PERNAMBUCO

A ponta de feio iceberg

Aumento dos feminicídios no estado evidencia a continuidade do machismo e da violência contra a mulher, que desafiam as políticas públicas

Cadastrado por

JC

Publicado em 13/07/2024 às 0:00
PEC da Anistia - Thiago Lucas

A frieza da estatística não esconde a dimensão de um problema estrutural, cuja complexidade reconhecida demanda abordagens integradas, na busca por uma solução que não demore – e dure. O crescimento dos casos de assassinatos a mulheres pelo fato de serem mulheres – os abjetos feminicídios – mostra que é preciso mais do que foi feito até agora, em termos de políticas públicas, para reduzir drasticamente esse tipo específico de violência em Pernambuco. O fato de o estado se destacar, há muitos anos, na insegurança dos cidadãos, em diversos indicadores, agrava o problema, mas não exime os gestores públicos, nem a sociedade como um todo, de traduzir em ações um sonoro “Basta!” à violência contra as mulheres.
Nos primeiros seis meses do ano, os dados oficiais registraram 15% a mais no número de feminicídios cometidos em solo pernambucano, em relação ao mesmo período de 2023: 37 mulheres perderam a vida, a maioria, vítimas do ódio, do ressentimento ou do ciúme de homens que demonstram a própria fraqueza através do uso máximo da força bruta para matar outro ser humano. A violência que nasce da frustração de um sentimento tacanho de posse sobre outra pessoa é reconhecida em grande parcela da sociedade brasileira, como cultura machista dominante. Esse machismo, que não se restringe aos homens, mas também afeta muitas mulheres, precisa não apenas ser compreendido, mas intensamente desconstruído, desnaturalizado enquanto fenômeno expresso através do medo, do sofrimento, das cicatrizes e da morte de tantas mulheres.
Os feminicídios representam, na verdade, a ponta de horrendo iceberg.

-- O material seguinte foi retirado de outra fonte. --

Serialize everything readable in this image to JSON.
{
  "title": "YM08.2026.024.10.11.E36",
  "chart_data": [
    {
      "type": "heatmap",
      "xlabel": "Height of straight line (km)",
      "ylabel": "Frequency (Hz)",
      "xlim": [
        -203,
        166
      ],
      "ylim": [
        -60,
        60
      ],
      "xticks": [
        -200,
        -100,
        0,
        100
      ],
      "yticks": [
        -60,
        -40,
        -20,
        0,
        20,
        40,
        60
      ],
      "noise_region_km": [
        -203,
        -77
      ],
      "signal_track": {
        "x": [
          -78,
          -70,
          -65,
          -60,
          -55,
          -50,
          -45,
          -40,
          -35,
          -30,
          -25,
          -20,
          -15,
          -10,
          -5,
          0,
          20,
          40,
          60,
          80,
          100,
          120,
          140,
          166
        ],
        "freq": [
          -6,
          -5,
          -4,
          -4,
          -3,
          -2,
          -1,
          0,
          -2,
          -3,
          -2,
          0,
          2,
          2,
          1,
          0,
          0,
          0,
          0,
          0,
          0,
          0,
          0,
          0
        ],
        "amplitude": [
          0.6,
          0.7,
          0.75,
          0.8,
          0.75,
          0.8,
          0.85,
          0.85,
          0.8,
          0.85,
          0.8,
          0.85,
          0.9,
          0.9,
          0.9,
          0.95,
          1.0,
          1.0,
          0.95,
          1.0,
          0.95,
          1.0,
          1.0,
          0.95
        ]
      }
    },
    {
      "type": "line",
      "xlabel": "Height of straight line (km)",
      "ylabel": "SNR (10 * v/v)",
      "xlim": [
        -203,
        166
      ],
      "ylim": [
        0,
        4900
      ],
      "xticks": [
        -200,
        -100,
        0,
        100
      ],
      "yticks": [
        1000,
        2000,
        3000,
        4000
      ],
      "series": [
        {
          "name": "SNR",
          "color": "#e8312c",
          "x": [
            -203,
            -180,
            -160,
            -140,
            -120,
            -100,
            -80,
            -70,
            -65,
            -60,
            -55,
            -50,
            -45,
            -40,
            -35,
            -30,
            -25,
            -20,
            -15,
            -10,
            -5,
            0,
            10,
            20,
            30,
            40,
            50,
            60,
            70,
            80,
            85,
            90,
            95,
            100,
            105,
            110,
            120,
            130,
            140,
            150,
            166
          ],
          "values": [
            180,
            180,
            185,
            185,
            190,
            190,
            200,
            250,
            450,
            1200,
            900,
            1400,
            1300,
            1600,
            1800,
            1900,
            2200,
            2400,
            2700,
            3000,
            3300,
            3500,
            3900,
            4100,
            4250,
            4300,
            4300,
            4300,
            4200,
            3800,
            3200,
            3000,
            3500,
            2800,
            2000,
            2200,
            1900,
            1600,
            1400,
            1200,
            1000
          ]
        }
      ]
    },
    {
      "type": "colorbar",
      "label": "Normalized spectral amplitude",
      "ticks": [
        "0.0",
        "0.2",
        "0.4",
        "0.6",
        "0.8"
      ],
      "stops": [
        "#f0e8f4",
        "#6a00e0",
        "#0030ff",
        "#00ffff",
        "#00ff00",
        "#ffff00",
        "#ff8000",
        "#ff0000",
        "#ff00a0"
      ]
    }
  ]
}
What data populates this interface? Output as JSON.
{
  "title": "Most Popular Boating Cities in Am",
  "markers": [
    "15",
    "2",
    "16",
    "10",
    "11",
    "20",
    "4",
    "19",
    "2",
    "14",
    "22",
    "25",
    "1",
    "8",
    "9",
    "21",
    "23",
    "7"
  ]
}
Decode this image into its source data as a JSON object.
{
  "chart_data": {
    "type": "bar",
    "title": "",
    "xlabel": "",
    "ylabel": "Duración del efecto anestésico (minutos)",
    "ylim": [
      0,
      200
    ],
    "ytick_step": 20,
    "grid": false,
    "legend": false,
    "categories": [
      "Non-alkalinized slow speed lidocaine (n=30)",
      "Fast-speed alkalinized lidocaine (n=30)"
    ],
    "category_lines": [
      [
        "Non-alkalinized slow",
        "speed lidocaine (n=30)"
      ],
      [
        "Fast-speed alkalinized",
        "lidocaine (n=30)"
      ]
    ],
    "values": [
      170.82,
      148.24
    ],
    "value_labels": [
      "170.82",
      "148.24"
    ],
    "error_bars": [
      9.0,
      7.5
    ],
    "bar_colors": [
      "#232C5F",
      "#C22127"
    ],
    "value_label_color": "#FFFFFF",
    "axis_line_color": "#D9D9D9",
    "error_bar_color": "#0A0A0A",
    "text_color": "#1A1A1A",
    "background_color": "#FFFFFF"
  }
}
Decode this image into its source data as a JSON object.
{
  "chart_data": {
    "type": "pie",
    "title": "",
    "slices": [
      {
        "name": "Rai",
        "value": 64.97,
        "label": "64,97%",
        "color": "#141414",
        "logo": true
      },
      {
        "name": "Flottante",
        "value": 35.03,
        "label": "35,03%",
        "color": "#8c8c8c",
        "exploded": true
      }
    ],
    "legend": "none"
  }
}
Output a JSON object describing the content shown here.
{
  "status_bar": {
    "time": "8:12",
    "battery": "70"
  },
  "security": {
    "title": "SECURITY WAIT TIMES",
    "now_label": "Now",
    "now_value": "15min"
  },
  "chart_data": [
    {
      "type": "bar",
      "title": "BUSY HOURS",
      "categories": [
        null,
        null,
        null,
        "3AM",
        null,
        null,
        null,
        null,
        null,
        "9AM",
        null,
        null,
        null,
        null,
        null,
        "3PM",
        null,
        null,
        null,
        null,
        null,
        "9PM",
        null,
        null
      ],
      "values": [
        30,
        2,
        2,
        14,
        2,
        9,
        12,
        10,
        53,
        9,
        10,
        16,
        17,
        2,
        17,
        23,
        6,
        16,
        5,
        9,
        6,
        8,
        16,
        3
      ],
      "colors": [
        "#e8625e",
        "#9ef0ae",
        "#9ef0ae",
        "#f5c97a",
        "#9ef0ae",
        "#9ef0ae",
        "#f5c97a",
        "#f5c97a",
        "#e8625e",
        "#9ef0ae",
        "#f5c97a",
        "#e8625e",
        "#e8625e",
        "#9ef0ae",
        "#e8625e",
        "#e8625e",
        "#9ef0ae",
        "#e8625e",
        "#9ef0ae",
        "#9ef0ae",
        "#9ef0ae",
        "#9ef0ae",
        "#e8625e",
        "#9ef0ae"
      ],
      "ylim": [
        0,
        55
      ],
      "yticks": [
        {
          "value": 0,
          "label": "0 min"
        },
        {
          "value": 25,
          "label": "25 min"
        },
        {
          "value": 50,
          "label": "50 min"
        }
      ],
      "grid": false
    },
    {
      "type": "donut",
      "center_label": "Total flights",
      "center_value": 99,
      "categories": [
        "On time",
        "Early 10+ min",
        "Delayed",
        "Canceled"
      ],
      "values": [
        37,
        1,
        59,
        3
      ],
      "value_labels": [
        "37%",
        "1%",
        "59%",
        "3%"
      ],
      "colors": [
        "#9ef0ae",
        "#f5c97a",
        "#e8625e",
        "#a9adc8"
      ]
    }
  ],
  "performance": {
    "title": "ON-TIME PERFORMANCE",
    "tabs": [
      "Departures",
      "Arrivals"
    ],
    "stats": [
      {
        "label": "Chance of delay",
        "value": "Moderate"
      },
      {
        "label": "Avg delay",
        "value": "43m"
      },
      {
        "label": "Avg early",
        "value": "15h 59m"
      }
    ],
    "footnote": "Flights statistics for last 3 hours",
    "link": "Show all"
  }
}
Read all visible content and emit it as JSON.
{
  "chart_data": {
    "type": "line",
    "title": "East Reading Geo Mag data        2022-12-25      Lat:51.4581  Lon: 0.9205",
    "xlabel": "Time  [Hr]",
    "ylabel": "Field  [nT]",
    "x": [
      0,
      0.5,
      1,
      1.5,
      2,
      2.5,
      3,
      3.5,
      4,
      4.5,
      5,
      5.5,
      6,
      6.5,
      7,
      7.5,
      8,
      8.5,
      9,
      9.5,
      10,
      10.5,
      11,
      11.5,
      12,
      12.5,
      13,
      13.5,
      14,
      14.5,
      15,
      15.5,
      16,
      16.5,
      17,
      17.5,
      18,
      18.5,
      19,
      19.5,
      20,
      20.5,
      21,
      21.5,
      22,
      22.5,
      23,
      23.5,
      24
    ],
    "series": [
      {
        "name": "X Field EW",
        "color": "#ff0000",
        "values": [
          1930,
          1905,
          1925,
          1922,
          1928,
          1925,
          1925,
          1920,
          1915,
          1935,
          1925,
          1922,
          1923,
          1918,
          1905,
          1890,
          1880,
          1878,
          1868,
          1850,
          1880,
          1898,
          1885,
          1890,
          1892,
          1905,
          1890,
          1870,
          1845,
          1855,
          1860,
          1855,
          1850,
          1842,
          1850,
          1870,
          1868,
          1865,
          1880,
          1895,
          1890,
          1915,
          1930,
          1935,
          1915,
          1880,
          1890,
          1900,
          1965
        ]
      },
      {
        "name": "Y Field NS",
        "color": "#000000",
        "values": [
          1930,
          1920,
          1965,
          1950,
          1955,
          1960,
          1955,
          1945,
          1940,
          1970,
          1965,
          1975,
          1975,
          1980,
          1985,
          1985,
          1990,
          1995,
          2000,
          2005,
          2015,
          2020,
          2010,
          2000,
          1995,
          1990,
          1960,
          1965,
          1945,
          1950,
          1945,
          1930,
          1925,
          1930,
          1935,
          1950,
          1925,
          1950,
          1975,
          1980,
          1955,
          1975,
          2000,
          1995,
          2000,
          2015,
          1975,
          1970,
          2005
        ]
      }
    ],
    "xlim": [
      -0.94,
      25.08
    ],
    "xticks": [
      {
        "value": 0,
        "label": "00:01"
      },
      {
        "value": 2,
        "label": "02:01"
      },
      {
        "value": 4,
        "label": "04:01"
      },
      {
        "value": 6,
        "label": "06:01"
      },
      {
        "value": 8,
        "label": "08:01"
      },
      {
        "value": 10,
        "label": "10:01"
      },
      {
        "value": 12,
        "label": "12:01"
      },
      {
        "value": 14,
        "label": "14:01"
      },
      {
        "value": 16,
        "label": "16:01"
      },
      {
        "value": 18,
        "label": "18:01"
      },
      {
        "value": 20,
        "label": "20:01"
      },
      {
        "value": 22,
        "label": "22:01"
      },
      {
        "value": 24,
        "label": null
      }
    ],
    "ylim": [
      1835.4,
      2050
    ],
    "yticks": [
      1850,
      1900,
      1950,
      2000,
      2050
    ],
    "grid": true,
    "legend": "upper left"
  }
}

O ápice de uma convivência de assédio e dor, onde a liberdade das mulheres é ameaçada diariamente, até que a própria integridade física se torna uma concessão dos agressores. Daí porque se reveste de importância o estímulo para que as mulheres e seu entorno denunciem o que está acontecendo. “A maioria das vítimas de feminicídio nunca denunciou algum tipo de violência sofrida, por isso a gente insiste para que as mulheres denunciem no primeiro sinal. Nunca é demais bater nessa tecla", declarou ao JC a delegada Fabiana Leandro, gestora do Departamento de Polícia da Mulher. Para se ter uma ideia da dimensão desse mal, basta saber que, somente em Pernambuco, no primeiro semestre, foram recebidas nas delegacias mais de 26 mil queixas de violência doméstica ou familiar, numa média de quase 150 denúncias por dia. E ainda assim, os feminicídios cresceram. Para os especialistas, o número real pode ser muito maior, já que para denunciar, muitas precisam passar por cima do medo de represália dos agressores.
As campanhas devem continuar. A informação preventiva, circular nas ruas e praças, nas escolas, para que as novas gerações não perpetuem a cultura machista. Aos governos de todos os níveis, por sua vez, cabe a responsabilidade de cuidar melhor do apoio às mulheres, bem como não deixar que a impunidade ganhe terreno. O feminicídio não pode mais crescer, tem que parar.